A União Brasileira do Biodiesel e Bioquerosene (Ubrabio) manifesta preocupação à medida cautelar do Tribunal de Contas da União (TCU), que suspende as multas aplicadas às distribuidoras pelo descumprimento das metas de descarbonização até 2024. Entendemos que a decisão atua como um desestímulo ao programa RenovaBio, gerando grave insegurança jurídica ao alterar regras de penalidade e prejudicar a previsibilidade necessária para investimentos de longo prazo na matriz energética nacional.
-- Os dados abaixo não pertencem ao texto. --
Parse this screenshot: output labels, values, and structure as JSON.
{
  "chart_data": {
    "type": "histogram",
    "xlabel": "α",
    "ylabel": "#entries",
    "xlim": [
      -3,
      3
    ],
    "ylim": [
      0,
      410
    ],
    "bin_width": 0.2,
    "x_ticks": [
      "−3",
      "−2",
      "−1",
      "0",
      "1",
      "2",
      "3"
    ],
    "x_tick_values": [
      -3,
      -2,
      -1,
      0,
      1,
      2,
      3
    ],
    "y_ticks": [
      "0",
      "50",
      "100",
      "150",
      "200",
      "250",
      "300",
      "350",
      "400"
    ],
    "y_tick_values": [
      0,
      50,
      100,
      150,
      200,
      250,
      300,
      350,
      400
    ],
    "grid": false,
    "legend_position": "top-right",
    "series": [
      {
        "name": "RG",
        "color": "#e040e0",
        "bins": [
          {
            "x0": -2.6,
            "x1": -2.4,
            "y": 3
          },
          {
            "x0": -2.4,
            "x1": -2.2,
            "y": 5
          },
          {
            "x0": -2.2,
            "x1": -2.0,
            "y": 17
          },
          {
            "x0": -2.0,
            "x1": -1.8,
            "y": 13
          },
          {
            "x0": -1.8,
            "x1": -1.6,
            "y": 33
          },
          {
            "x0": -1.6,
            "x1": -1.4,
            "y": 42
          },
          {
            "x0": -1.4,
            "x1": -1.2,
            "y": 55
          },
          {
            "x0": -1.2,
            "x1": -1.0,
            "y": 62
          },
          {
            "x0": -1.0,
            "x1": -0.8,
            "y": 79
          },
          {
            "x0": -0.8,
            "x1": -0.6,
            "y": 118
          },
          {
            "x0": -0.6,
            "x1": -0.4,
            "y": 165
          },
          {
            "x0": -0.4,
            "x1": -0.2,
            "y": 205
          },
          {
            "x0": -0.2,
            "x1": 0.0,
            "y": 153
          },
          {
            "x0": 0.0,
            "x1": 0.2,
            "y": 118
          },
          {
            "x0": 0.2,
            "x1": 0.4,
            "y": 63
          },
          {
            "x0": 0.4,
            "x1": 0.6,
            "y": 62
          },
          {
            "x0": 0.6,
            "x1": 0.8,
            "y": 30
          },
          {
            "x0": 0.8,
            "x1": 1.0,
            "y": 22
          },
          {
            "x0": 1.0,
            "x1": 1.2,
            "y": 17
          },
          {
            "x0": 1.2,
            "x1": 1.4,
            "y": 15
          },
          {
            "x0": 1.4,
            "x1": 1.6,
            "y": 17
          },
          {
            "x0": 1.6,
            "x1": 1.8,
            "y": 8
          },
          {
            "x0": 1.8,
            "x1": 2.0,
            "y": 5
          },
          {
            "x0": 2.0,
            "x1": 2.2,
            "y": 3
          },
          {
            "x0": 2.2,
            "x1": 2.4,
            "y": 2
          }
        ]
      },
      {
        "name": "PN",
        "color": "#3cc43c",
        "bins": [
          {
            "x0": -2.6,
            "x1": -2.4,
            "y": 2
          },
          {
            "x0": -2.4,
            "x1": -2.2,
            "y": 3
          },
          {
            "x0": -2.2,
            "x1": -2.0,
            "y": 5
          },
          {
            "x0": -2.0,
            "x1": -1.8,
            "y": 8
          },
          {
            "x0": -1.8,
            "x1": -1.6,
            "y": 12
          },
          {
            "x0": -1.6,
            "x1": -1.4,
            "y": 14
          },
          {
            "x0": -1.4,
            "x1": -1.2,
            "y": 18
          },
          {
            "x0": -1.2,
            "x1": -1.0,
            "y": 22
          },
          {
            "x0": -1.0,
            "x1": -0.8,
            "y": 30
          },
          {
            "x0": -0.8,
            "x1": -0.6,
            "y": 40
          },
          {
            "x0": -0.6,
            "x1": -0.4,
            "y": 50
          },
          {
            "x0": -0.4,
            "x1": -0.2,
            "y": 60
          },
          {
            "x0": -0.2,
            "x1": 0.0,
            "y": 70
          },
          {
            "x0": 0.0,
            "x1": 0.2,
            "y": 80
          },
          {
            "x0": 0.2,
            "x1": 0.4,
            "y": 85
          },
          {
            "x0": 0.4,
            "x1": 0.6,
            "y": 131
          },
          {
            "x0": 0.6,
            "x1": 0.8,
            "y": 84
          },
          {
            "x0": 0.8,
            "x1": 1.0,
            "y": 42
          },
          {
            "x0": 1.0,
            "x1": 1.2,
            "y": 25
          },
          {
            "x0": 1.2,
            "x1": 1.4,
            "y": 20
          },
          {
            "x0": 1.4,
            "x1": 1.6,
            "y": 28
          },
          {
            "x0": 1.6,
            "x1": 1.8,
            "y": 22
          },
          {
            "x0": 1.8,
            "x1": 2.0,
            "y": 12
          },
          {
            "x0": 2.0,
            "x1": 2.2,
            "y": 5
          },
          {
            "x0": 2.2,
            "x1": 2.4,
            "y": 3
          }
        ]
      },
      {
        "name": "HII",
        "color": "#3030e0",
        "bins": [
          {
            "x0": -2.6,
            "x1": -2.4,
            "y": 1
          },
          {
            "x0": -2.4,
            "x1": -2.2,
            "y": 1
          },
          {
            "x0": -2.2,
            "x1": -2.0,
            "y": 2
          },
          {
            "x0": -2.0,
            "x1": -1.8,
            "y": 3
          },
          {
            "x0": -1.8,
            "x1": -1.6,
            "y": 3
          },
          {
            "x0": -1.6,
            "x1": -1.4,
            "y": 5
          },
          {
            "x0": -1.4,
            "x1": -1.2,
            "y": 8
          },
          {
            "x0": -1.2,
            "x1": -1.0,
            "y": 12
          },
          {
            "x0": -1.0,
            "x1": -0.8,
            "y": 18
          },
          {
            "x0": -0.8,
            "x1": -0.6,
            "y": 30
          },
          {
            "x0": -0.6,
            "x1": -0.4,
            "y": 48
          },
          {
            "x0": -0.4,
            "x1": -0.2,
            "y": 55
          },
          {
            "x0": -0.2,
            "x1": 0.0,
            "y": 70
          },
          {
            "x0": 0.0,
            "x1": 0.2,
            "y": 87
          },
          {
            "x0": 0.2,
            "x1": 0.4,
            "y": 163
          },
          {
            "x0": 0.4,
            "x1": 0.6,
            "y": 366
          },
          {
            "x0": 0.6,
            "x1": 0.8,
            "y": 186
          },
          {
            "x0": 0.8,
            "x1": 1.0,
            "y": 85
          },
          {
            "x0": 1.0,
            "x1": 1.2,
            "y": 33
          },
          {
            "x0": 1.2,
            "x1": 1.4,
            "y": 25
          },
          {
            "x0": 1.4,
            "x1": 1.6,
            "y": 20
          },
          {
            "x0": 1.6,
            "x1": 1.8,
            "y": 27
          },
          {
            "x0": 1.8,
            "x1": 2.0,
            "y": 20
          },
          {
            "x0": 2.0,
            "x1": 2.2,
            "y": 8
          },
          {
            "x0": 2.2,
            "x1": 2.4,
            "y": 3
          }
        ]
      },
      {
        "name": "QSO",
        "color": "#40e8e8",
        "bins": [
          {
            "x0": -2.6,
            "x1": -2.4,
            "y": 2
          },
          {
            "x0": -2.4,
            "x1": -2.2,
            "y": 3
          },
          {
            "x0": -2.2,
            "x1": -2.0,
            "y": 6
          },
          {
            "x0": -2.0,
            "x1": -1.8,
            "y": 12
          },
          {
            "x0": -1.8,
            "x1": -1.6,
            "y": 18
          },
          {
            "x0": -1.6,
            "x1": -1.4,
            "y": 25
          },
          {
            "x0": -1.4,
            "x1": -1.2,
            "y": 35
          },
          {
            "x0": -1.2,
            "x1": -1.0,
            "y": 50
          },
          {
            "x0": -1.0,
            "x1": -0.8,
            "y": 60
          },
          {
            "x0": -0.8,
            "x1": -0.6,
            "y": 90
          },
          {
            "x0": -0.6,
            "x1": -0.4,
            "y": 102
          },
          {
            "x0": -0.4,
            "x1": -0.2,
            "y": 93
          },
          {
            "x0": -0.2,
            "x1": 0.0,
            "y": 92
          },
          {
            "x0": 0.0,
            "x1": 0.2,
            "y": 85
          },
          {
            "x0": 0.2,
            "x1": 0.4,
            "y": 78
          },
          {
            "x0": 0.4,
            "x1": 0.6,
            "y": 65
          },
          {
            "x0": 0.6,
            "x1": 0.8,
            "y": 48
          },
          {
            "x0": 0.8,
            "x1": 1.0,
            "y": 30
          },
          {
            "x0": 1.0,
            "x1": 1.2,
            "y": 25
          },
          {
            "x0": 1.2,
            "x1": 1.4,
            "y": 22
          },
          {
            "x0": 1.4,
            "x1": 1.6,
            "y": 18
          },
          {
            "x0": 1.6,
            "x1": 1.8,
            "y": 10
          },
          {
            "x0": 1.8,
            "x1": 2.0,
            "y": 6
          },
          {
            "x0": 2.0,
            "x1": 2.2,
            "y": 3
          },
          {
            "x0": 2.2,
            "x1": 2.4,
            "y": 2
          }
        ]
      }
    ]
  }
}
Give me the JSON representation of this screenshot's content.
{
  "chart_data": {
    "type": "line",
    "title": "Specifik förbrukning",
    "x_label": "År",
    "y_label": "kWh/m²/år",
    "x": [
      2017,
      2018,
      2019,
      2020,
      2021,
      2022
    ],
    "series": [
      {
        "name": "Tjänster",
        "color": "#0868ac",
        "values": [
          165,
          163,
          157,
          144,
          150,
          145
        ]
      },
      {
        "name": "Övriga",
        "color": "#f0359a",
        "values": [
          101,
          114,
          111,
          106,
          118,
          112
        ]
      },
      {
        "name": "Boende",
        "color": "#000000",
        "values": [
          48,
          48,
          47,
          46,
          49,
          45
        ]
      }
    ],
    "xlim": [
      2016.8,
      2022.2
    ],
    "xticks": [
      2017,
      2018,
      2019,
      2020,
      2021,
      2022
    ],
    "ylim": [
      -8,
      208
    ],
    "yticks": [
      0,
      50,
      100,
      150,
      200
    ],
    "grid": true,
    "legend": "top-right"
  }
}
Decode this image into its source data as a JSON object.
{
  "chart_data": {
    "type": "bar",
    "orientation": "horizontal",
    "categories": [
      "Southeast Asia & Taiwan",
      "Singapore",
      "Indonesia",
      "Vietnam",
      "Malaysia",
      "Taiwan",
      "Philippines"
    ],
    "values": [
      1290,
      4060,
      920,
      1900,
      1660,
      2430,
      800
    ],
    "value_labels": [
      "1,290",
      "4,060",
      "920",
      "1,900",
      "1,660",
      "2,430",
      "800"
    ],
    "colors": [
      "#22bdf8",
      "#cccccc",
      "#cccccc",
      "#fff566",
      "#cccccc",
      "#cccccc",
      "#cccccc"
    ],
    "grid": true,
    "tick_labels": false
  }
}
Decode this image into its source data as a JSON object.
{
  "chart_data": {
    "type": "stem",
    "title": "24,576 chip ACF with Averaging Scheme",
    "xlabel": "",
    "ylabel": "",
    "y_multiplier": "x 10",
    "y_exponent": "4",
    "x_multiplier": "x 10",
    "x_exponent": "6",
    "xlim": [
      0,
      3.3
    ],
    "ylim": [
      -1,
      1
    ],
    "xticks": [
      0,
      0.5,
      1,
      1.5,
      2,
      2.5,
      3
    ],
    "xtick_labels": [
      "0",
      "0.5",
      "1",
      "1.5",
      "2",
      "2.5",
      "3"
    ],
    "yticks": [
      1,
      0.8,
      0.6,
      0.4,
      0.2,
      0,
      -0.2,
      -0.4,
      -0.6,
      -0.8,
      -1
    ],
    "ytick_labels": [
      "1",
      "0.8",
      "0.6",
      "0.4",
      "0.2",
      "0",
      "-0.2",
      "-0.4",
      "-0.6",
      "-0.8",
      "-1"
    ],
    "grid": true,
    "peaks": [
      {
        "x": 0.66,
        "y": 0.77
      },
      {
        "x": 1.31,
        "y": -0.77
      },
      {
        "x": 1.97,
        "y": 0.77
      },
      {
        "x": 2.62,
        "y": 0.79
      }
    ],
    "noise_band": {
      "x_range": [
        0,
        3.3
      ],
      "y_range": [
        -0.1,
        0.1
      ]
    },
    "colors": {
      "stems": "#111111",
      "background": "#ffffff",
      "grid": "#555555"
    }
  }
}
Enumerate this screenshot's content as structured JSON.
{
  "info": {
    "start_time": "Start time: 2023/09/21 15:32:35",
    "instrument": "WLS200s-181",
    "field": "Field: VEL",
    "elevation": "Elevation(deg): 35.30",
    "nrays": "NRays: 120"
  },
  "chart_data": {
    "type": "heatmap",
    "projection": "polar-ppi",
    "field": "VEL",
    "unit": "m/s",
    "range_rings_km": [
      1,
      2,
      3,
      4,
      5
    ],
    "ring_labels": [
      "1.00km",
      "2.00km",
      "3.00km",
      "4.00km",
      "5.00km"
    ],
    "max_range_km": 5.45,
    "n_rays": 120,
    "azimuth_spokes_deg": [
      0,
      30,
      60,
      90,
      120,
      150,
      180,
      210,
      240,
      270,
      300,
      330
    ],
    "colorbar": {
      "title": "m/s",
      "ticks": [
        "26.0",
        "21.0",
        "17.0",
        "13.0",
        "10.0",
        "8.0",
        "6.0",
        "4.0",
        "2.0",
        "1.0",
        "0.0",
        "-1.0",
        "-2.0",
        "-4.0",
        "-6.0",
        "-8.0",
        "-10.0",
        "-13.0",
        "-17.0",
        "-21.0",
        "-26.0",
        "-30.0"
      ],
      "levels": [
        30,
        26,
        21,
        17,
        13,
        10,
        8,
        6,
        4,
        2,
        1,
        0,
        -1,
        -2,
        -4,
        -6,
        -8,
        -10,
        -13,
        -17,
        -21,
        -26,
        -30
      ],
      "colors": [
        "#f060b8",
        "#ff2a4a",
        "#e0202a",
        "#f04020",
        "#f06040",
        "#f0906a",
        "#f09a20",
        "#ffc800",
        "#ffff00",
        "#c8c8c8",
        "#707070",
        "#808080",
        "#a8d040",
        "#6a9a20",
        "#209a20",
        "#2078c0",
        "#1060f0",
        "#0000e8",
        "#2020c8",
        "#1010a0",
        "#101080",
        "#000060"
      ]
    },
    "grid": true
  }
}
A Ubrabio reconhece a importância vital do programa, visão amplamente compartilhada pelo Judiciário. No final de 2025, o Supremo Tribunal Federal (STF) concluiu, por unanimidade, a constitucionalidade da lei do Renovabio (13.576/2017), por meio das ADIs 7596 e 7617. Adicionalmente, o Superior Tribunal de Justiça (STJ), na ação por Suspensão de Liminar ou Antecipação de Tutela (SLAT) nº 3586/DF também já agiu para suspender liminares que visavam fragilizar os dispositivos do programa.
Sob a ótica técnico-setorial, a decisão envia um sinal equivocado, premiando a inadimplência em detrimento dos agentes que cumprem rigorosamente suas obrigações.
A preservação do rigor normativo é o único caminho para assegurar que o RenovaBio continue sendo um exemplo de sucesso do Brasil para o mundo. Qualquer retrocesso na aplicação das regras coloca em risco os compromissos ambientais do país e a confiança de investidores em um mercado que mostra a necessidade de estabilidade e continuidade das políticas de descarbonização.
É imperativo recordar que o RenovaBio não é uma construção administrativa isolada, mas sim o fruto de uma política de Estado legitimada pelo Congresso Nacional por meio da Lei 13.576/2017. Sendo um exemplo de sustentabilidade para o mundo, o programa nasceu de um amplo consenso parlamentar, com expressiva aprovação legislativa. Essa base democrática robusta reforça a segurança jurídica indispensável para o setor, tornando os atuais questionamentos sobre a aplicação de suas regras um contrassenso.
Portanto, reiteramos que a manutenção da segurança jurídica e do rigor normativo é o caminho para que o RenovaBio continue sendo um instrumento eficaz de estímulo ao setor. O Brasil possui uma política de estado que é referência global em energia limpa, e qualquer retrocesso na aplicação de suas regras fundamentais coloca em risco a resiliência da nossa matriz energética e os compromissos ambientais do país.